Karenanya, sekarang ada banyak sekali jenis rendang. Mulai rendang daging kerbau, rendang sapi yang paling populer, rendang ayam, rendang paru, rendang pensi alias kerang, hingga rendang jariang (jengkol). Untuk bahan, ada yang memakai tambahan ketumbar, ada pula yang memakai daun belimbing.

Infografik Rendang


Bagi orang Minang, rendang tidak hanya sekadar perkara lidah. Ia lebih dari itu, merupakan perwujudan nilai-nilai hidup yang mereka pegang teguh. Mereka percaya, merandang punya tiga nilai filosofis: kesabaran, kebijakan, dan keuletan.

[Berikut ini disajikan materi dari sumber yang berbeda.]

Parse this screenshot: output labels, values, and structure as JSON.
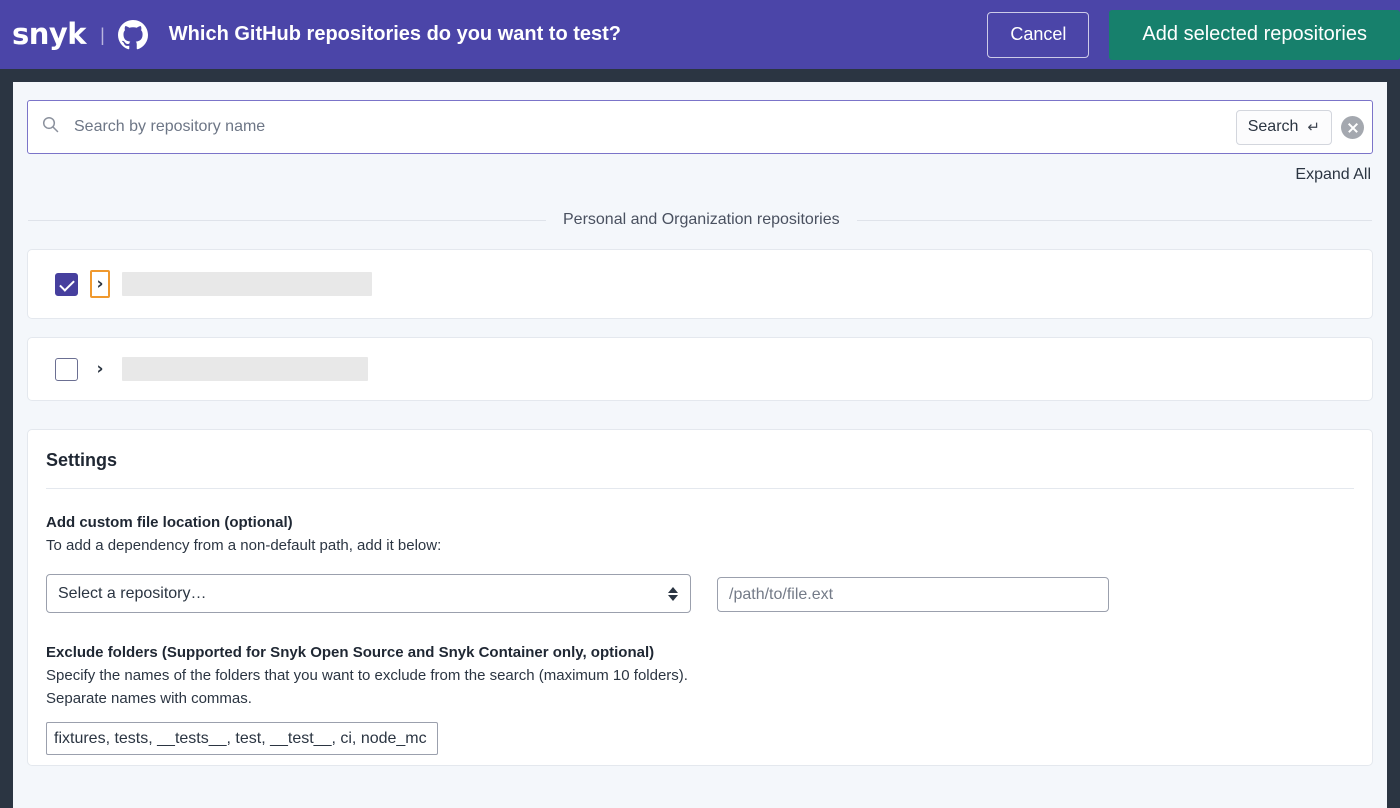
{
  "header": {
    "logo_text": "snyk",
    "github_icon": "github-icon",
    "title": "Which GitHub repositories do you want to test?",
    "cancel_label": "Cancel",
    "add_label": "Add selected repositories",
    "purple": "#4b45a8",
    "teal": "#17806c"
  },
  "search": {
    "placeholder": "Search by repository name",
    "value": "",
    "search_button_label": "Search",
    "enter_glyph": "↵",
    "clear_icon": "close-circle-icon",
    "search_icon": "search-icon"
  },
  "toolbar": {
    "expand_all_label": "Expand All"
  },
  "section": {
    "divider_label": "Personal and Organization repositories"
  },
  "repositories": [
    {
      "checked": true,
      "chevron": "›",
      "chevron_focused": true,
      "name": ""
    },
    {
      "checked": false,
      "chevron": "›",
      "chevron_focused": false,
      "name": ""
    }
  ],
  "settings": {
    "title": "Settings",
    "custom_file": {
      "label": "Add custom file location (optional)",
      "description": "To add a dependency from a non-default path, add it below:",
      "select_value": "Select a repository…",
      "select_options": [
        "Select a repository…"
      ],
      "path_placeholder": "/path/to/file.ext",
      "path_value": ""
    },
    "exclude": {
      "label": "Exclude folders (Supported for Snyk Open Source and Snyk Container only, optional)",
      "description_line1": "Specify the names of the folders that you want to exclude from the search (maximum 10 folders).",
      "description_line2": "Separate names with commas.",
      "value": "fixtures, tests, __tests__, test, __test__, ci, node_mc"
    }
  }
}
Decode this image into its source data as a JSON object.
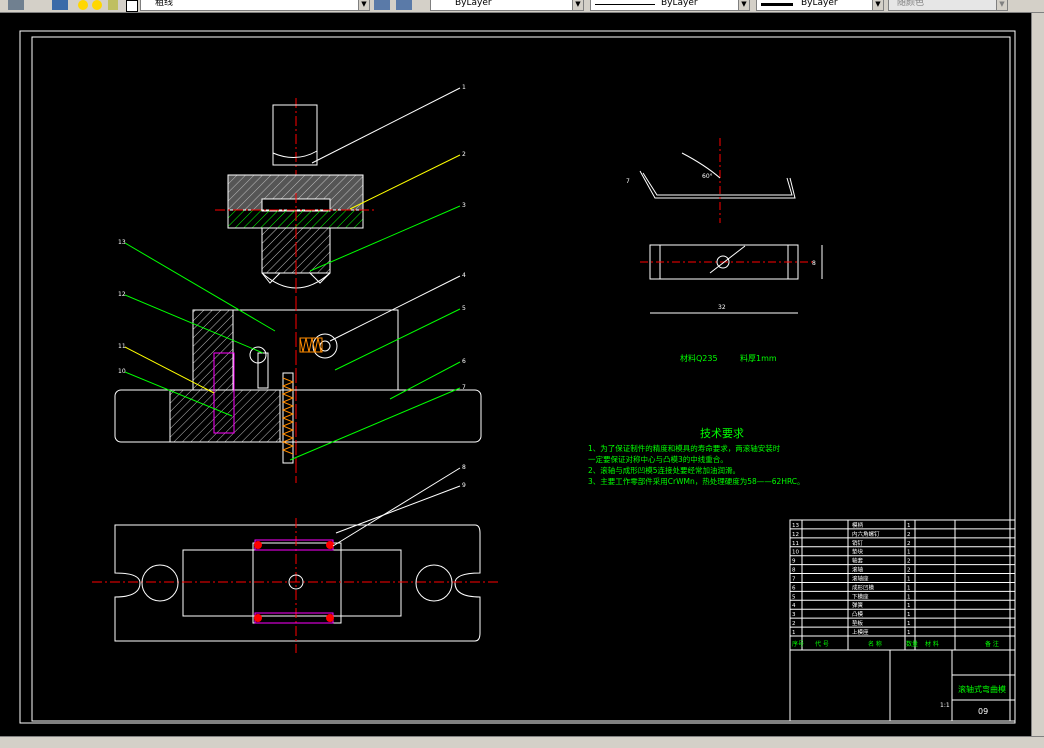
{
  "toolbar": {
    "layer_name": "粗线",
    "linetype_color": "ByLayer",
    "linetype": "ByLayer",
    "lineweight": "ByLayer",
    "plot_style": "随颜色"
  },
  "drawing": {
    "material_note": "材料Q235",
    "thickness_note": "料厚1mm",
    "angle_dim": "60°",
    "height_dim": "7",
    "width_dim": "8",
    "length_dim": "32",
    "tech_title": "技术要求",
    "tech_lines": [
      "1、为了保证制件的精度和模具的寿命要求，两滚轴安装时",
      "一定要保证对称中心与凸模3的中线重合。",
      "2、滚轴与成形凹模5连接处要经常加油润滑。",
      "3、主要工作零部件采用CrWMn，热处理硬度为58——62HRC。"
    ],
    "part_callouts": [
      "1",
      "2",
      "3",
      "4",
      "5",
      "6",
      "7",
      "8",
      "9",
      "10",
      "11",
      "12",
      "13"
    ],
    "bom_header": [
      "序号",
      "代 号",
      "名 称",
      "数量",
      "材 料",
      "备 注"
    ],
    "bom_rows": [
      {
        "no": "13",
        "name": "模柄",
        "qty": "1"
      },
      {
        "no": "12",
        "name": "内六角螺钉",
        "qty": "2"
      },
      {
        "no": "11",
        "name": "销钉",
        "qty": "2"
      },
      {
        "no": "10",
        "name": "垫块",
        "qty": "1"
      },
      {
        "no": "9",
        "name": "轴套",
        "qty": "2"
      },
      {
        "no": "8",
        "name": "滚轴",
        "qty": "2"
      },
      {
        "no": "7",
        "name": "滚轴座",
        "qty": "1"
      },
      {
        "no": "6",
        "name": "成形凹模",
        "qty": "1"
      },
      {
        "no": "5",
        "name": "下模座",
        "qty": "1"
      },
      {
        "no": "4",
        "name": "弹簧",
        "qty": "1"
      },
      {
        "no": "3",
        "name": "凸模",
        "qty": "1"
      },
      {
        "no": "2",
        "name": "垫板",
        "qty": "1"
      },
      {
        "no": "1",
        "name": "上模座",
        "qty": "1"
      }
    ],
    "title_block_name": "滚轴式弯曲模",
    "title_block_code": "09",
    "title_block_scale": "1:1"
  },
  "colors": {
    "background": "#000000",
    "outline": "#ffffff",
    "leader_line": "#ffff00",
    "text_green": "#00ff00",
    "center_line": "#ff0000",
    "hatch": "#c0c0c0"
  }
}
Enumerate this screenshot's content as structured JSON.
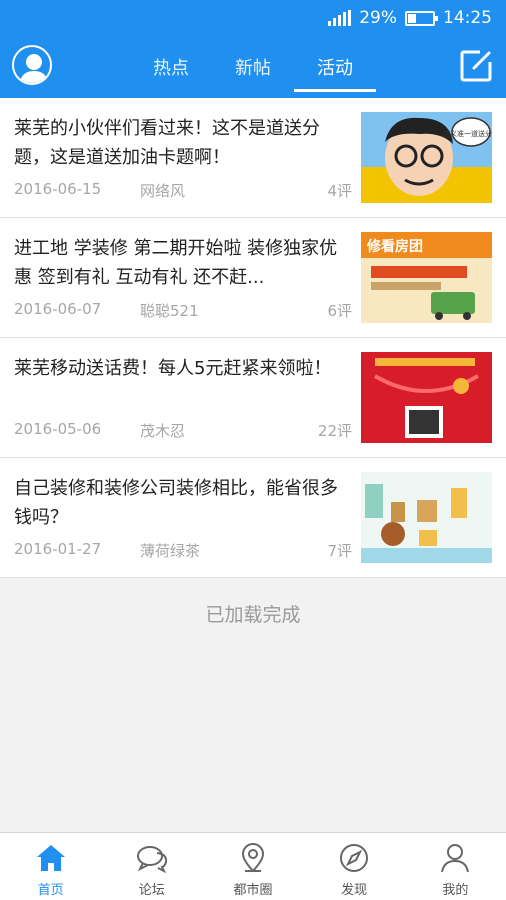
{
  "status_bar": {
    "battery": "29%",
    "time": "14:25",
    "battery_level": 0.29
  },
  "nav": {
    "tabs": [
      {
        "label": "热点",
        "active": false
      },
      {
        "label": "新帖",
        "active": false
      },
      {
        "label": "活动",
        "active": true
      }
    ],
    "avatar_icon": "user-avatar-icon",
    "edit_icon": "compose-icon"
  },
  "posts": [
    {
      "title": "莱芜的小伙伴们看过来！这不是道送分题，这是道送加油卡题啊！",
      "date": "2016-06-15",
      "author": "网络风",
      "comments": "4评",
      "thumb_text": "这义准一道送分题"
    },
    {
      "title": "进工地 学装修 第二期开始啦 装修独家优惠 签到有礼 互动有礼 还不赶...",
      "date": "2016-06-07",
      "author": "聪聪521",
      "comments": "6评",
      "thumb_text": "修看房团"
    },
    {
      "title": "莱芜移动送话费！每人5元赶紧来领啦！",
      "date": "2016-05-06",
      "author": "茂木忍",
      "comments": "22评",
      "thumb_text": ""
    },
    {
      "title": "自己装修和装修公司装修相比，能省很多钱吗？",
      "date": "2016-01-27",
      "author": "薄荷绿茶",
      "comments": "7评",
      "thumb_text": ""
    }
  ],
  "footer": {
    "loaded_text": "已加载完成"
  },
  "tab_bar": [
    {
      "label": "首页",
      "icon": "home-icon",
      "active": true
    },
    {
      "label": "论坛",
      "icon": "forum-icon",
      "active": false
    },
    {
      "label": "都市圈",
      "icon": "location-icon",
      "active": false
    },
    {
      "label": "发现",
      "icon": "compass-icon",
      "active": false
    },
    {
      "label": "我的",
      "icon": "profile-icon",
      "active": false
    }
  ],
  "colors": {
    "primary": "#1f8ff0",
    "text": "#222222",
    "meta": "#a6a6a6"
  }
}
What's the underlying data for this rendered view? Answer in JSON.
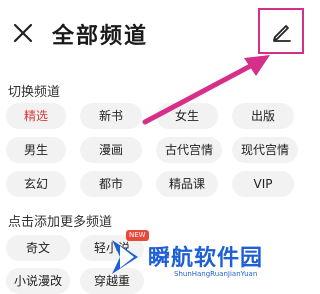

Dalam "Rendang: The Treasure of Minangkabau", dijelaskan bahwa ketika memasak rendang, seseorang harus sabar karena waktu memasak yang lama. Keuletan diperlukan karena merandang perlu mengaduk terus menerus agar santan tak pecah. Dan kebijaksanaan muncul dalam pemahaman kapan harus memakai api besar, kapan api kecil. Karena nilai-nilai ini, tak heran kalau rendang diletakkan di tempat tertinggi dalam kasta kuliner Minangkabau. Julukannya adalah kepalo samba, alias kepala aneka hidangan.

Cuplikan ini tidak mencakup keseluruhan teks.